A certain string can withstand a maximum tension of 41 N without breaking. A child ties a 0.35 kg stone to one end and, holding the other end, whirls the stone in a vertical circle of radius 0.91 m, slowly increasing the speed until the string breaks.
(a) Where is the stone on its path when the string breaks?
a)at a random point on the path
b)cannot be determined
c)at the lowest point on the path
d)at the highest point on the path
(b) What is the speed of the stone as the string breaks?
m/s
Abbreviating the subject as "p" is not helpful to teachers looking for questions in their area of expertise.
The string will break where the stress is highest. At the bottom of the vertical loop, the string tension T must balance both weight and centripetal forces.
T = M [(V^2/R) + g]
At the top,
T = M [(V^2/R) - g]
(a) The stone will break the string at the lowest point on its path (c) because this is where it experiences the maximum tension. At the lowest point, the weight of the stone is added to the tension force and the string has to withstand the full force of the stone's weight plus the centrifugal force.
(b) To determine the speed of the stone as the string breaks, we can use the concept of centripetal force:
The tension in the string is responsible for providing the centripetal force to keep the stone moving in a circular path. At the lowest point, the tension force and the weight of the stone both contribute to the centripetal force.
The centripetal force is given by:
T = m * g + m * v^2 / r
where T is the tension force, m is the mass of the stone, g is the acceleration due to gravity, v is the speed of the stone, and r is the radius of the circle.
The weight of the stone is given by:
m * g = 0.35 kg * 9.8 m/s^2 = 3.43 N
The tension force should equal or exceed the maximum tension of the string, which is 41 N:
T = m * g + m * v^2 / r >= 41 N
Substituting the known values, we have:
3.43 N + 0.35 kg * v^2 / 0.91 m >= 41 N
Rearranging the equation:
0.35 kg * v^2 / 0.91 m >= 41 N - 3.43 N
0.35 kg * v^2 / 0.91 m >= 37.57 N
Multiplying both sides by 0.91 m:
0.35 kg * v^2 >= 0.91 m * 37.57 N
Dividing by 0.35 kg:
v^2 >= (0.91 m * 37.57 N) / 0.35 kg
v^2 >= 244.17 m^2/s^2
Taking the square root of both sides:
v >= sqrt(244.17) m/s
v >= 15.63 m/s
Therefore, the speed of the stone as the string breaks is at least 15.63 m/s.
To determine where the stone is on its path when the string breaks, we need to identify the specific condition that would cause the string to break. In this case, the string can withstand a maximum tension of 41 N before breaking.
As the stone moves in a vertical circle, its weight generates two forces: tension in the string and gravitational force. When the stone reaches the highest point on the path, the string is under the most tension due to the combination of the stone's weight and the upward acceleration required to keep it moving in a circle. Therefore, the tension in the string would be at its maximum at the highest point on the path.
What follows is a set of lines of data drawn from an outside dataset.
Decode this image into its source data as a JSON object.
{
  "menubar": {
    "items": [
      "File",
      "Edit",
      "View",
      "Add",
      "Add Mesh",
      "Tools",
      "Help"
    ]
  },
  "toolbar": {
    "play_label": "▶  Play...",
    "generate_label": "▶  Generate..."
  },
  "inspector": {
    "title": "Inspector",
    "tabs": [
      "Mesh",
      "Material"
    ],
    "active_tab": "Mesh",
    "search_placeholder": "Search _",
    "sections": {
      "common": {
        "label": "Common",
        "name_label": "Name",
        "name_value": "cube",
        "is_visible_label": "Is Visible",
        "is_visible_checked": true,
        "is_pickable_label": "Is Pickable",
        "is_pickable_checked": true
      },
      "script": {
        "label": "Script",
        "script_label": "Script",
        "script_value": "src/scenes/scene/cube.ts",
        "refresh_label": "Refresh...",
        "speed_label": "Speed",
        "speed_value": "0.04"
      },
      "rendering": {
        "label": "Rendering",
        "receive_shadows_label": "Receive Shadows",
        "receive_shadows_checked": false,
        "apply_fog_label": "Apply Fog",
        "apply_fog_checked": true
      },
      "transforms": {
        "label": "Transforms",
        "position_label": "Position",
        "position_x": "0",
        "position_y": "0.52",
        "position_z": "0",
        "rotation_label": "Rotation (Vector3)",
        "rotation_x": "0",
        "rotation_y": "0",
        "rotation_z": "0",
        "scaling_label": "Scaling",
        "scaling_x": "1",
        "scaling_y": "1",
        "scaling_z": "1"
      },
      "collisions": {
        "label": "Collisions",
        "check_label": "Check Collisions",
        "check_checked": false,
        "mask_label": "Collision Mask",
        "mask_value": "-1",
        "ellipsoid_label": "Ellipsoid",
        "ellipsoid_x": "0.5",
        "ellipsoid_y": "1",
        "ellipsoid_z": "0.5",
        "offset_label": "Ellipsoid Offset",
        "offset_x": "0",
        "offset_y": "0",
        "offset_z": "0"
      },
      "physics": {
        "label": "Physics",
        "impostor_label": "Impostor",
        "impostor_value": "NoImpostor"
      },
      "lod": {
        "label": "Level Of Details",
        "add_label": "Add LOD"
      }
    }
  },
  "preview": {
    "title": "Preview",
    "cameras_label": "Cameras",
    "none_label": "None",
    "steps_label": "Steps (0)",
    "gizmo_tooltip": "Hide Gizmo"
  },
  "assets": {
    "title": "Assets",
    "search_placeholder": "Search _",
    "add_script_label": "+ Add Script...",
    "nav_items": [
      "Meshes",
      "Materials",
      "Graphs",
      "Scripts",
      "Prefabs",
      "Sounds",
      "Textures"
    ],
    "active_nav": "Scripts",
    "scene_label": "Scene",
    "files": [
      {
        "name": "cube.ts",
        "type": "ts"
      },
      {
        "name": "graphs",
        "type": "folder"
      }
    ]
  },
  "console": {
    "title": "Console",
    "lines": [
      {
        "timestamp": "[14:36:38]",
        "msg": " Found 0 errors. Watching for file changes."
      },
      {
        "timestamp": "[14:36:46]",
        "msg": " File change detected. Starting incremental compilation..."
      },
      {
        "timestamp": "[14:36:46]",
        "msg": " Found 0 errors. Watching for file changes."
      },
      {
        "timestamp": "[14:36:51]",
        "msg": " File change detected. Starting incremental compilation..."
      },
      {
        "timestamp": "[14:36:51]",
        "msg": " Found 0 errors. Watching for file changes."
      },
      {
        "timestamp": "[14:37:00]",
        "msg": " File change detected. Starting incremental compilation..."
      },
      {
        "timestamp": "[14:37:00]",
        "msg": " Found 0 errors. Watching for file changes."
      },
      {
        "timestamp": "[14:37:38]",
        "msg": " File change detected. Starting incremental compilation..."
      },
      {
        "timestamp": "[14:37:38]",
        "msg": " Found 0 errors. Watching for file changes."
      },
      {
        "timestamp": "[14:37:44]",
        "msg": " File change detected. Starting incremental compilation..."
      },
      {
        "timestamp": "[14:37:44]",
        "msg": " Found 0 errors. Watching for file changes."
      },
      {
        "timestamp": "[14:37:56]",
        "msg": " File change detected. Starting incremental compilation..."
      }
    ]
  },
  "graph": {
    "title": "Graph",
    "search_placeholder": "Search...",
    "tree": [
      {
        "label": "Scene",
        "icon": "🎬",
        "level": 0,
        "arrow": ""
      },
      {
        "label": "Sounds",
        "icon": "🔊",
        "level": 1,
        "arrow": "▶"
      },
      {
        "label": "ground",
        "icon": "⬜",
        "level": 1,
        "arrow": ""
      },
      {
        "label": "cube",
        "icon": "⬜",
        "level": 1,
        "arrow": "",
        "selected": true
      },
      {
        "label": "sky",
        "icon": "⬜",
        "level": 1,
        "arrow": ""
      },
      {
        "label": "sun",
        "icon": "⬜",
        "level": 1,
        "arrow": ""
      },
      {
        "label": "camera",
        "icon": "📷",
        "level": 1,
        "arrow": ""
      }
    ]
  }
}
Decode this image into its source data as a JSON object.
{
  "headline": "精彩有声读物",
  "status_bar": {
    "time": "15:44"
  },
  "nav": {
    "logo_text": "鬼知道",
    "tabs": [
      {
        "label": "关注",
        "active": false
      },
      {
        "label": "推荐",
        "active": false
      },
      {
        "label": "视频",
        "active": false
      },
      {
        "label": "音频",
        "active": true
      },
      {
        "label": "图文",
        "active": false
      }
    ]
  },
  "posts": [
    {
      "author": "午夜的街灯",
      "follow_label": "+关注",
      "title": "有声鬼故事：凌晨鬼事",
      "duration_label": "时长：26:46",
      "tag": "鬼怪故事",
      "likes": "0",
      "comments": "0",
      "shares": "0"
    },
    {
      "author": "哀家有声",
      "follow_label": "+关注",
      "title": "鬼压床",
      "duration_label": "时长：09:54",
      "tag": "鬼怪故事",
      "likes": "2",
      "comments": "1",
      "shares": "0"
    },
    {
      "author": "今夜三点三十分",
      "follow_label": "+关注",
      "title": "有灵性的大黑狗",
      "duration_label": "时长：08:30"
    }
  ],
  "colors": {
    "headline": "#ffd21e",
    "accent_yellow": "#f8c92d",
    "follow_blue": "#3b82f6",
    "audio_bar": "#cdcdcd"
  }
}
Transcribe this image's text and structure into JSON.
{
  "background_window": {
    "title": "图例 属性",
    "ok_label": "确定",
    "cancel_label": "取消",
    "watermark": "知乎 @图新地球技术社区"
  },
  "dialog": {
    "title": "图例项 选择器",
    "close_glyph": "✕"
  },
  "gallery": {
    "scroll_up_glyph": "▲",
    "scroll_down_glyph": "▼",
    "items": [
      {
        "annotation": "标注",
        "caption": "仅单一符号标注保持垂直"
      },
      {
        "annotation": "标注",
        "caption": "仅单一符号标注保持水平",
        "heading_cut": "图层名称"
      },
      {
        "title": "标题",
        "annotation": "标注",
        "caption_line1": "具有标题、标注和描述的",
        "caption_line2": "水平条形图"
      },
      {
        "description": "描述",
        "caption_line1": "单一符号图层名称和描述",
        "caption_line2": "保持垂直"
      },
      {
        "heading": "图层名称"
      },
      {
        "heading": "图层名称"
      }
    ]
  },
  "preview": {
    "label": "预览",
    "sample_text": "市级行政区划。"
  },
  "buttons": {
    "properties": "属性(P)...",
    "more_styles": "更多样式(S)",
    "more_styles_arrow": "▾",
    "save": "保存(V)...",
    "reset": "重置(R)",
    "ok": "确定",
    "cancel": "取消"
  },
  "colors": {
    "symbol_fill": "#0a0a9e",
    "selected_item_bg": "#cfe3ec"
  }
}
Given that the string can withstand a maximum tension of 41 N, we can conclude that the string will break at the highest point on the stone's path.
Therefore, the correct answer to (a) is: d) at the highest point on the path.
Moving on to (b), we need to find the speed of the stone when the string breaks. To do this, we can use the concept of centripetal force, which is the force that keeps an object moving in a circular path.
At any point on the path, the centripetal force required is provided by tension in the string:
Centripetal Force = Tension in string
For the stone to move in a vertical circle, the centripetal force must equal the net force acting on the stone. The net force is the difference between weight and tension:
Net Force = Weight - Tension in string
At the point when the string breaks, the tension becomes zero. Therefore, we can write:
Net Force = Weight - 0
Now, we can set up the equation using the given values:
m * g = m * v^2 / r
where,
m = mass of the stone (0.35 kg),
g = acceleration due to gravity (9.8 m/s^2),
v = speed of the stone, and
r = radius of the circular path (0.91 m).
Simplifying the equation:
0.35 kg * 9.8 m/s^2 = 0.35 kg * v^2 / 0.91 m
v^2 = 0.35 kg * 9.8 m/s^2 * 0.91 m / 0.35 kg
v^2 = 9.8 m^2/s^2 * 0.91 m
v^2 = 8.938 m^2/s^2
v = sqrt(8.938 m^2/s^2)
v ≈ 2.99 m/s
Therefore, the speed of the stone as the string breaks is approximately 2.99 m/s.